Анатоль продолжал подкидывать и терзать лаборантку. Она была так податлива, словно и впрямь стала голосистой куклой, и он прочно держал ручищами ее щуплые тазобедренные кости. Наконец, не выдержав грубой и дерзкой работы, что свершалась внутри ее слабого тельца, она вся испружинилась, изогнулась, застонала, сжимая смертельно зубы, а потом с тяжким криком рухнула лицом в раковину, и от ее патлатых волос пошла по воде рябь. Тут маэстро всхрапнул точно так, как изображал на сеансах коня, потряс перед собой ее обмякшее тело, снял с себя и поставил на пол.

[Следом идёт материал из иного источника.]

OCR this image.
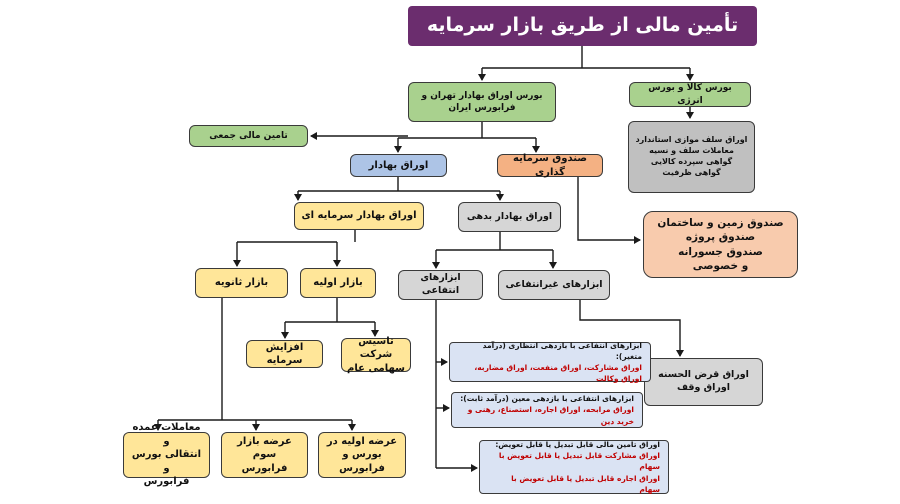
تأمین مالی از طریق بازار سرمایه
بورس کالا و بورس انرژی
بورس اوراق بهادار تهران و فرابورس ایران
اوراق سلف موازی استاندارد
معاملات سلف و نسیه
گواهی سپرده کالایی
گواهی ظرفیت
تامین مالی جمعی
اوراق بهادار
صندوق سرمایه گذاری
صندوق زمین و ساختمان
صندوق پروژه
صندوق جسورانه
و خصوصی
اوراق بهادار سرمایه ای	اوراق بهادار بدهی
بازار ثانویه	بازار اولیه	ابزارهای انتفاعی
ابزارهای غیرانتفاعی
افزایش سرمایه
تاسیس شرکت
سهامی عام
اوراق قرض الحسنه
اوراق وقف
ابزارهای انتفاعی با بازدهی انتظاری (درآمد متغیر):
اوراق مشارکت، اوراق منفعت، اوراق مضاربه، اوراق وکالت
ابزارهای انتفاعی با بازدهی معین (درآمد ثابت):
اوراق مرابحه، اوراق اجاره، استصناع، رهنی و خرید دین
اوراق تامین مالی قابل تبدیل یا قابل تعویض:
اوراق مشارکت قابل تبدیل یا قابل تعویض با سهام
اوراق اجاره قابل تبدیل یا قابل تعویض با سهام
معاملات عمده و
انتقالی بورس و
فرابورس
عرضه بازار سوم
فرابورس
عرضه اولیه در
بورس و فرابورس
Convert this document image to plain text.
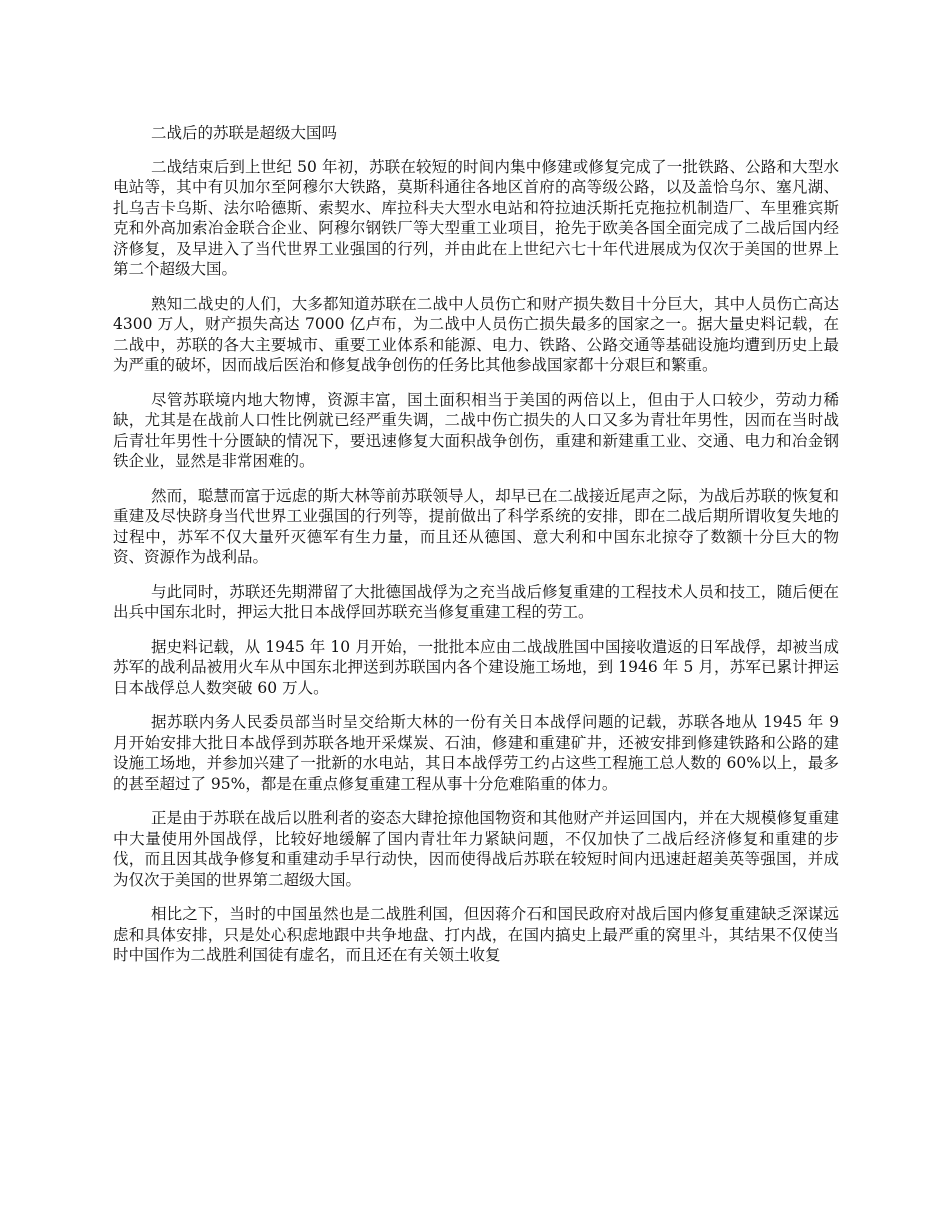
二战后的苏联是超级大国吗

二战结束后到上世纪 50 年初，苏联在较短的时间内集中修建或修复完成了一批铁路、公路和大型水电站等，其中有贝加尔至阿穆尔大铁路，莫斯科通往各地区首府的高等级公路，以及盖恰乌尔、塞凡湖、扎乌吉卡乌斯、法尔哈德斯、索契水、库拉科夫大型水电站和符拉迪沃斯托克拖拉机制造厂、车里雅宾斯克和外高加索冶金联合企业、阿穆尔钢铁厂等大型重工业项目，抢先于欧美各国全面完成了二战后国内经济修复，及早进入了当代世界工业强国的行列，并由此在上世纪六七十年代进展成为仅次于美国的世界上第二个超级大国。

熟知二战史的人们，大多都知道苏联在二战中人员伤亡和财产损失数目十分巨大，其中人员伤亡高达 4300 万人，财产损失高达 7000 亿卢布，为二战中人员伤亡损失最多的国家之一。据大量史料记载，在二战中，苏联的各大主要城市、重要工业体系和能源、电力、铁路、公路交通等基础设施均遭到历史上最为严重的破坏，因而战后医治和修复战争创伤的任务比其他参战国家都十分艰巨和繁重。

尽管苏联境内地大物博，资源丰富，国土面积相当于美国的两倍以上，但由于人口较少，劳动力稀缺，尤其是在战前人口性比例就已经严重失调，二战中伤亡损失的人口又多为青壮年男性，因而在当时战后青壮年男性十分匮缺的情况下，要迅速修复大面积战争创伤，重建和新建重工业、交通、电力和冶金钢铁企业，显然是非常困难的。

然而，聪慧而富于远虑的斯大林等前苏联领导人，却早已在二战接近尾声之际，为战后苏联的恢复和重建及尽快跻身当代世界工业强国的行列等，提前做出了科学系统的安排，即在二战后期所谓收复失地的过程中，苏军不仅大量歼灭德军有生力量，而且还从德国、意大利和中国东北掠夺了数额十分巨大的物资、资源作为战利品。

与此同时，苏联还先期滞留了大批德国战俘为之充当战后修复重建的工程技术人员和技工，随后便在出兵中国东北时，押运大批日本战俘回苏联充当修复重建工程的劳工。

据史料记载，从 1945 年 10 月开始，一批批本应由二战战胜国中国接收遣返的日军战俘，却被当成苏军的战利品被用火车从中国东北押送到苏联国内各个建设施工场地，到 1946 年 5 月，苏军已累计押运日本战俘总人数突破 60 万人。

据苏联内务人民委员部当时呈交给斯大林的一份有关日本战俘问题的记载，苏联各地从 1945 年 9 月开始安排大批日本战俘到苏联各地开采煤炭、石油，修建和重建矿井，还被安排到修建铁路和公路的建设施工场地，并参加兴建了一批新的水电站，其日本战俘劳工约占这些工程施工总人数的 60%以上，最多的甚至超过了 95%，都是在重点修复重建工程从事十分危难陷重的体力。

正是由于苏联在战后以胜利者的姿态大肆抢掠他国物资和其他财产并运回国内，并在大规模修复重建中大量使用外国战俘，比较好地缓解了国内青壮年力紧缺问题，不仅加快了二战后经济修复和重建的步伐，而且因其战争修复和重建动手早行动快，因而使得战后苏联在较短时间内迅速赶超美英等强国，并成为仅次于美国的世界第二超级大国。

相比之下，当时的中国虽然也是二战胜利国，但因蒋介石和国民政府对战后国内修复重建缺乏深谋远虑和具体安排，只是处心积虑地跟中共争地盘、打内战，在国内搞史上最严重的窝里斗，其结果不仅使当时中国作为二战胜利国徒有虚名，而且还在有关领土收复
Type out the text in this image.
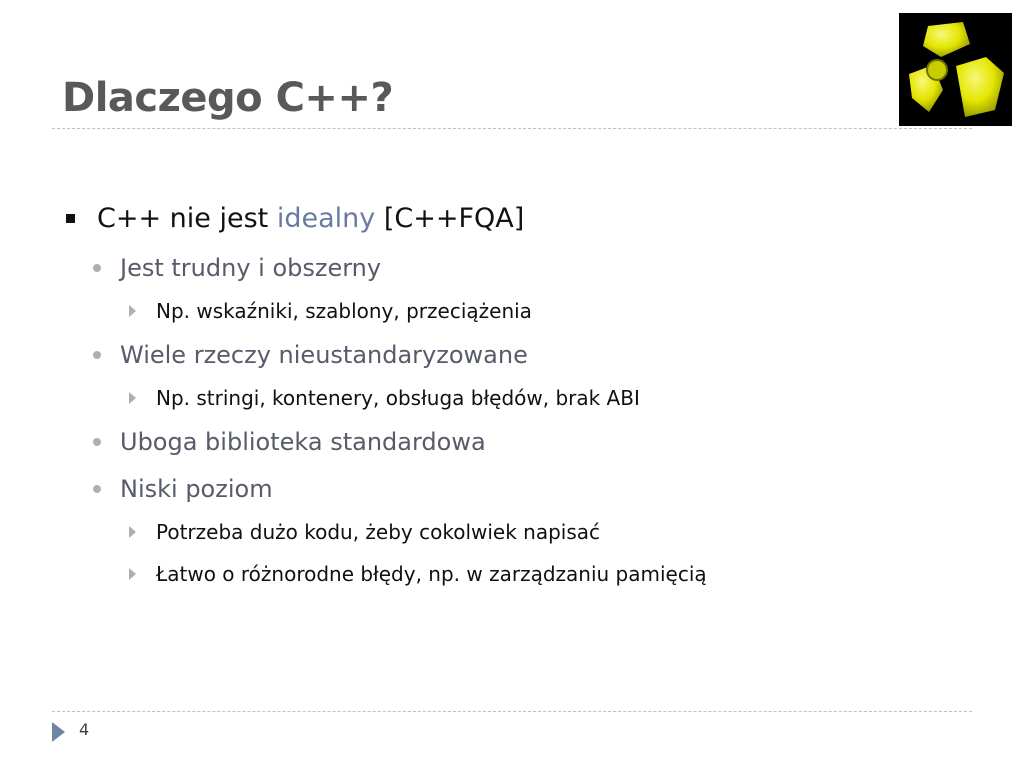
Dlaczego C++?
C++ nie jest idealny [C++FQA]
Jest trudny i obszerny
Np. wskaźniki, szablony, przeciążenia
Wiele rzeczy nieustandaryzowane
Np. stringi, kontenery, obsługa błędów, brak ABI
Uboga biblioteka standardowa
Niski poziom
Potrzeba dużo kodu, żeby cokolwiek napisać
Łatwo o różnorodne błędy, np. w zarządzaniu pamięcią
4
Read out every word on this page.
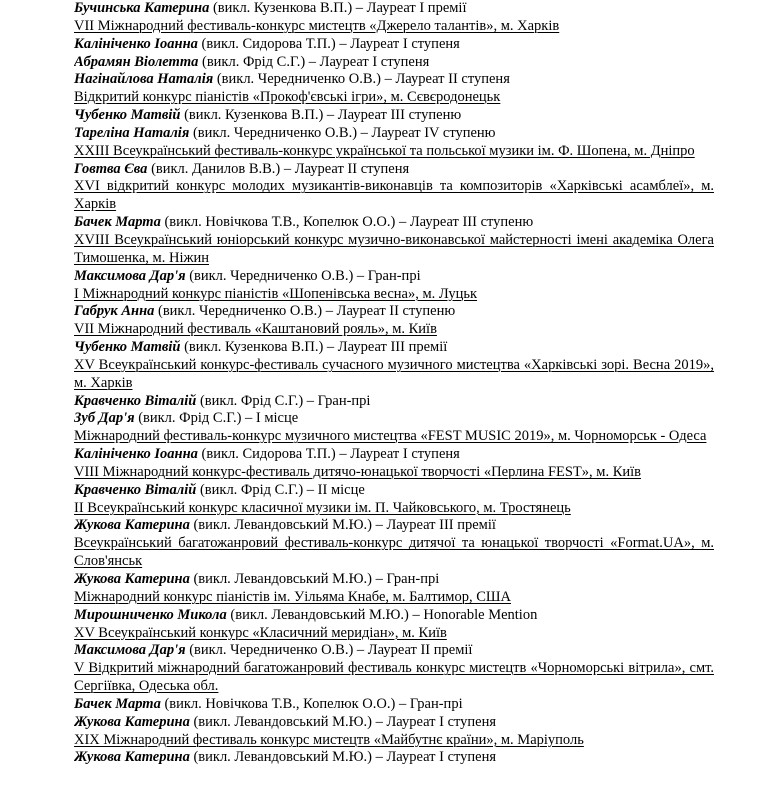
Бучинська Катерина (викл. Кузенкова В.П.) – Лауреат І премії
VII Міжнародний фестиваль-конкурс мистецтв «Джерело талантів», м. Харків
Калініченко Іоанна (викл. Сидорова Т.П.) – Лауреат І ступеня
Абрамян Віолетта (викл. Фрід С.Г.) – Лауреат І ступеня
Нагінайлова Наталія (викл. Чередниченко О.В.) – Лауреат ІІ ступеня
Відкритий конкурс піаністів «Прокоф'євські ігри», м. Сєвєродонецьк
Чубенко Матвій (викл. Кузенкова В.П.) – Лауреат ІІІ ступеню
Тареліна Наталія (викл. Чередниченко О.В.) – Лауреат IV ступеню
XXIII Всеукраїнський фестиваль-конкурс української та польської музики ім. Ф. Шопена, м. Дніпро
Говтва Єва (викл. Данилов В.В.) – Лауреат ІІ ступеня
XVI відкритий конкурс молодих музикантів-виконавців та композиторів «Харківські асамблеї», м. Харків
Бачек Марта (викл. Новічкова Т.В., Копелюк О.О.) – Лауреат ІІІ ступеню
XVIII Всеукраїнський юніорський конкурс музично-виконавської майстерності імені академіка Олега Тимошенка, м. Ніжин
Максимова Дар'я (викл. Чередниченко О.В.) – Гран-прі
І Міжнародний конкурс піаністів «Шопенівська весна», м. Луцьк
Габрук Анна (викл. Чередниченко О.В.) – Лауреат ІІ ступеню
VII Міжнародний фестиваль «Каштановий рояль», м. Київ
Чубенко Матвій (викл. Кузенкова В.П.) – Лауреат ІІІ премії
XV Всеукраїнський конкурс-фестиваль сучасного музичного мистецтва «Харківські зорі. Весна 2019», м. Харків
Кравченко Віталій (викл. Фрід С.Г.) – Гран-прі
Зуб Дар'я (викл. Фрід С.Г.) – І місце
Міжнародний фестиваль-конкурс музичного мистецтва «FEST MUSIC 2019», м. Чорноморськ - Одеса
Калініченко Іоанна (викл. Сидорова Т.П.) – Лауреат І ступеня
VIII Міжнародний конкурс-фестиваль дитячо-юнацької творчості «Перлина FEST», м. Київ
Кравченко Віталій (викл. Фрід С.Г.) – ІІ місце
ІІ Всеукраїнський конкурс класичної музики ім. П. Чайковського, м. Тростянець
Жукова Катерина (викл. Левандовський М.Ю.) – Лауреат ІІІ премії
Всеукраїнський багатожанровий фестиваль-конкурс дитячої та юнацької творчості «Format.UA», м. Слов'янськ
Жукова Катерина (викл. Левандовський М.Ю.) – Гран-прі
Міжнародний конкурс піаністів ім. Уільяма Кнабе, м. Балтимор, США
Мирошниченко Микола (викл. Левандовський М.Ю.) – Honorable Mention
XV Всеукраїнський конкурс «Класичний меридіан», м. Київ
Максимова Дар'я (викл. Чередниченко О.В.) – Лауреат ІІ премії
V Відкритий міжнародний багатожанровий фестиваль конкурс мистецтв «Чорноморські вітрила», смт. Сергіївка, Одеська обл.
Бачек Марта (викл. Новічкова Т.В., Копелюк О.О.) – Гран-прі
Жукова Катерина (викл. Левандовський М.Ю.) – Лауреат І ступеня
XIX Міжнародний фестиваль конкурс мистецтв «Майбутнє країни», м. Маріуполь
Жукова Катерина (викл. Левандовський М.Ю.) – Лауреат І ступеня
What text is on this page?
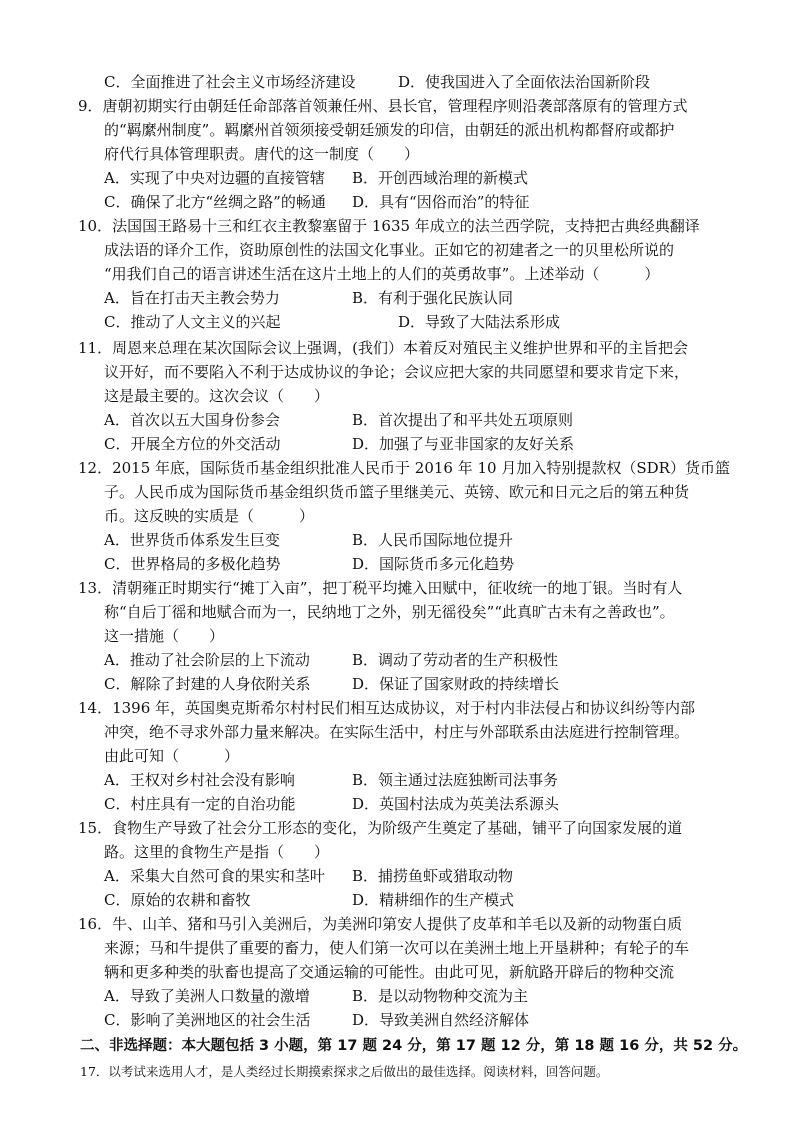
C．全面推进了社会主义市场经济建设	D．使我国进入了全面依法治国新阶段
9．唐朝初期实行由朝廷任命部落首领兼任州、县长官，管理程序则沿袭部落原有的管理方式
的“羁縻州制度”。羁縻州首领须接受朝廷颁发的印信，由朝廷的派出机构都督府或都护
府代行具体管理职责。唐代的这一制度（　　）
A．实现了中央对边疆的直接管辖 B．开创西域治理的新模式
C．确保了北方“丝绸之路”的畅通 D．具有“因俗而治”的特征
10．法国国王路易十三和红衣主教黎塞留于 1635 年成立的法兰西学院，支持把古典经典翻译
成法语的译介工作，资助原创性的法国文化事业。正如它的初建者之一的贝里松所说的
“用我们自己的语言讲述生活在这片土地上的人们的英勇故事”。上述举动（　　　）
A．旨在打击天主教会势力	B．有利于强化民族认同
C．推动了人文主义的兴起	D．导致了大陆法系形成
11．周恩来总理在某次国际会议上强调，(我们）本着反对殖民主义维护世界和平的主旨把会
议开好，而不要陷入不利于达成协议的争论；会议应把大家的共同愿望和要求肯定下来，
这是最主要的。这次会议（　　）
A．首次以五大国身份参会	B．首次提出了和平共处五项原则
C．开展全方位的外交活动	D．加强了与亚非国家的友好关系
12．2015 年底，国际货币基金组织批准人民币于 2016 年 10 月加入特别提款权（SDR）货币篮
子。人民币成为国际货币基金组织货币篮子里继美元、英镑、欧元和日元之后的第五种货
币。这反映的实质是（　　　）
A．世界货币体系发生巨变	B．人民币国际地位提升
C．世界格局的多极化趋势	D．国际货币多元化趋势
13．清朝雍正时期实行“摊丁入亩”，把丁税平均摊入田赋中，征收统一的地丁银。当时有人
称“自后丁徭和地赋合而为一，民纳地丁之外，别无徭役矣”“此真旷古未有之善政也”。
这一措施（　　）
A．推动了社会阶层的上下流动	B．调动了劳动者的生产积极性
C．解除了封建的人身依附关系	D．保证了国家财政的持续增长
14．1396 年，英国奥克斯希尔村村民们相互达成协议，对于村内非法侵占和协议纠纷等内部
冲突，绝不寻求外部力量来解决。在实际生活中，村庄与外部联系由法庭进行控制管理。
由此可知（　　　）
A．王权对乡村社会没有影响	B．领主通过法庭独断司法事务
C．村庄具有一定的自治功能	D．英国村法成为英美法系源头
15．食物生产导致了社会分工形态的变化，为阶级产生奠定了基础，铺平了向国家发展的道
路。这里的食物生产是指（　　）
A．采集大自然可食的果实和茎叶 B．捕捞鱼虾或猎取动物
C．原始的农耕和畜牧	D．精耕细作的生产模式
16．牛、山羊、猪和马引入美洲后，为美洲印第安人提供了皮革和羊毛以及新的动物蛋白质
来源；马和牛提供了重要的畜力，使人们第一次可以在美洲土地上开垦耕种；有轮子的车
辆和更多种类的驮畜也提高了交通运输的可能性。由此可见，新航路开辟后的物种交流
A．导致了美洲人口数量的激增	B．是以动物物种交流为主
C．影响了美洲地区的社会生活	D．导致美洲自然经济解体
二、非选择题：本大题包括 3 小题，第 17 题 24 分，第 17 题 12 分，第 18 题 16 分，共 52 分。
17．以考试来选用人才，是人类经过长期摸索探求之后做出的最佳选择。阅读材料，回答问题。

Легонько ее отстранив, он зачерпнул пригоршню воды, точно хотел напиться, помыл себя, потер, стряхнул руку, будто высморкавшись в пальцы, поджал живот и выпятил зад, убирая хозяйство и застегивая ширинку, и не спеша удалился мимо меня в свой кабинет, обдав на прощание смрадным запахом пота и перегара. Девочка прислонилась к краю раковины, в красноватом полусвете ее изумленное и глупое лицо казалось мне красивым; глаза смотрели в пространство пусто, она едва улыбалась. Я видел потом на женских лицах это выражение туповатого изумления и никогда не переставал изумляться ему в свою очередь, опровергавшему начисто тома мужских сонетов, стансов, баллад и прочей дури, насочиненной со вздохами о половой любви. Через минуту Анатоль вышел из кабинета в своем драповом пальто, в примятом пирожке, с портфелем гармошкой, она слабо крикнула вы уходите, ответа не последовало, лишь покидая ателье, он произнес безо всякого выражения три на четыре пятнадцать раз по три, четыре на шесть с половиной каждой позы по штуке. Дверь хлопнула, и он растворился в тогдашнем декабре, — навсегда.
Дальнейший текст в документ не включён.